Some of these books are difficult to read, either because of a complex subject matter, or of the language I do not master, or an older variety of a familiar language. Plato in Ancient Greek. Don Quixote in Spanish. Dante in Italian.
Still, if I want to read them, I plough on. Over the years, I developed a method of reading long and linguistically complicated texts, based on three principles.
First, as they say it in Latin, nulla dies sine linea, ‘not a day without a line’. To keep the momentum going yet not to get overwhelmed, I read a portion of text, be it a page, a chapter, or a section, every day, often, at a dedicated time in the day.
The daily lesson can vary in length, but it should be short enough not to tire me out.
Thus, I read Boccaccio’s Decameron over three months this summer, every morning going through three or four stories. Now, I am reading Dante’s Inferno, one canto every evening.
Second, I read every daily portion at least twice.
I first learned this principle many years ago, from a book on language learning by Kató Lomb, an accomplished Hungarian polyglot of the 20th century, who relied on reading as her main language learning method.
I adopted this principle of reading every passage multiple times, and have been using it ever since.
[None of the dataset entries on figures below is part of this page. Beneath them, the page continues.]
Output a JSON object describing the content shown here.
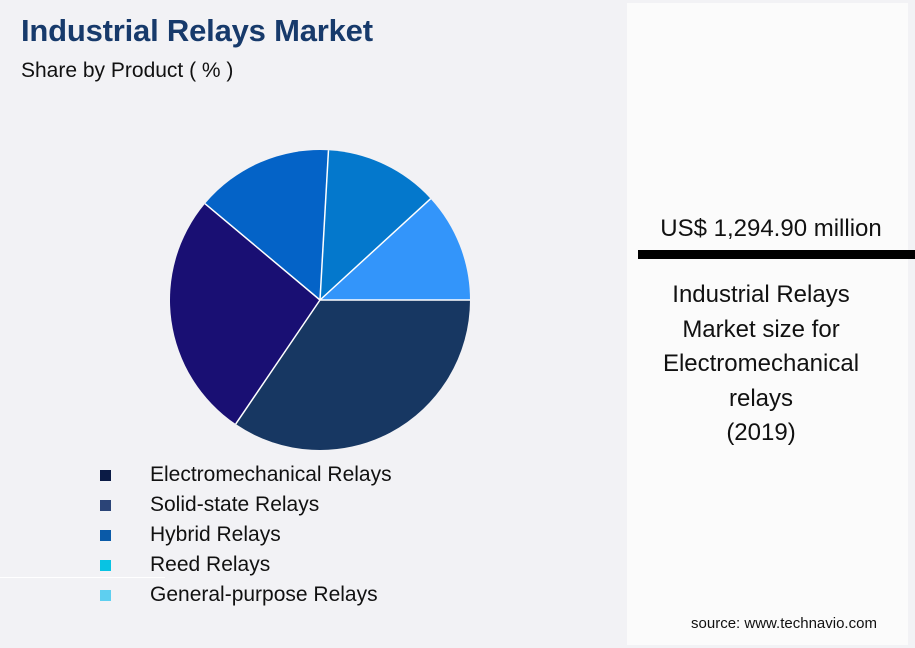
{
  "header": {
    "title": "Industrial Relays Market",
    "subtitle": "Share by Product ( % )"
  },
  "side_panel": {
    "value": "US$ 1,294.90 million",
    "caption": "Industrial Relays Market size for Electromechanical relays (2019)",
    "caption_lines": [
      "Industrial Relays",
      "Market size for",
      "Electromechanical",
      "relays",
      "(2019)"
    ],
    "source": "source: www.technavio.com"
  },
  "legend": {
    "items": [
      {
        "label": "Electromechanical Relays",
        "color": "#0b1b45"
      },
      {
        "label": "Solid-state Relays",
        "color": "#2b4477"
      },
      {
        "label": "Hybrid Relays",
        "color": "#0a5aa8"
      },
      {
        "label": "Reed Relays",
        "color": "#08c3e3"
      },
      {
        "label": "General-purpose Relays",
        "color": "#5ecff0"
      }
    ]
  },
  "colors": {
    "title": "#173a6b",
    "background": "#f2f2f5",
    "panel": "#fbfbfb"
  },
  "chart_data": {
    "type": "pie",
    "title": "Industrial Relays Market",
    "subtitle": "Share by Product ( % )",
    "categories": [
      "Electromechanical Relays",
      "Solid-state Relays",
      "Hybrid Relays",
      "Reed Relays",
      "General-purpose Relays"
    ],
    "values": [
      34.5,
      26.6,
      14.8,
      12.3,
      11.8
    ],
    "unit": "%",
    "slice_colors": [
      "#173762",
      "#190f73",
      "#0463c7",
      "#0478cc",
      "#3395fa"
    ],
    "start_angle_deg": 0,
    "direction": "clockwise",
    "data_labels": false,
    "legend_position": "bottom-left"
  }
}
First time, I read to get the gist of what is going on. It is often surprising how much one can gather, guess, and deduce from the context. Second time, I read to understand what I have not understood the first time, sometimes looking up words in a dictionary or pieces of grammar in a manual. I might reread some passages the third time, if I did not get a critical aspect, or if I like a particular turn of phrase and would like to learn it.
Third, I do not really bother about unfamiliar words. At first, I skip them, and look them up only if I miss the meaning. Only when a word pops up repeatedly, and its precise understanding is critical, I will learn it by heart.
For example, in Decameron, I could easily guess the meaning of ‘cagione’ (an archaic variation of ‘occasione’), but really needed to know the precise meaning of ‘vago’ (the women are often referred to as ‘vaghe donne’), as the word has multiple interpretations.
I borrowed this approach from a report I read somewhere, on Anna Akhmatova, a famous Russian poet, learning English in mature age to read Shakespeare in the original. Allegedly, every time she consulted an unfamiliar word in a dictionary, she would put a dot next to it. Once a word had more than seven dots, she would learn it by heart.
I do not remember when I read this report neither whether it is authentic. Still, this vocabulary learning method works well for me.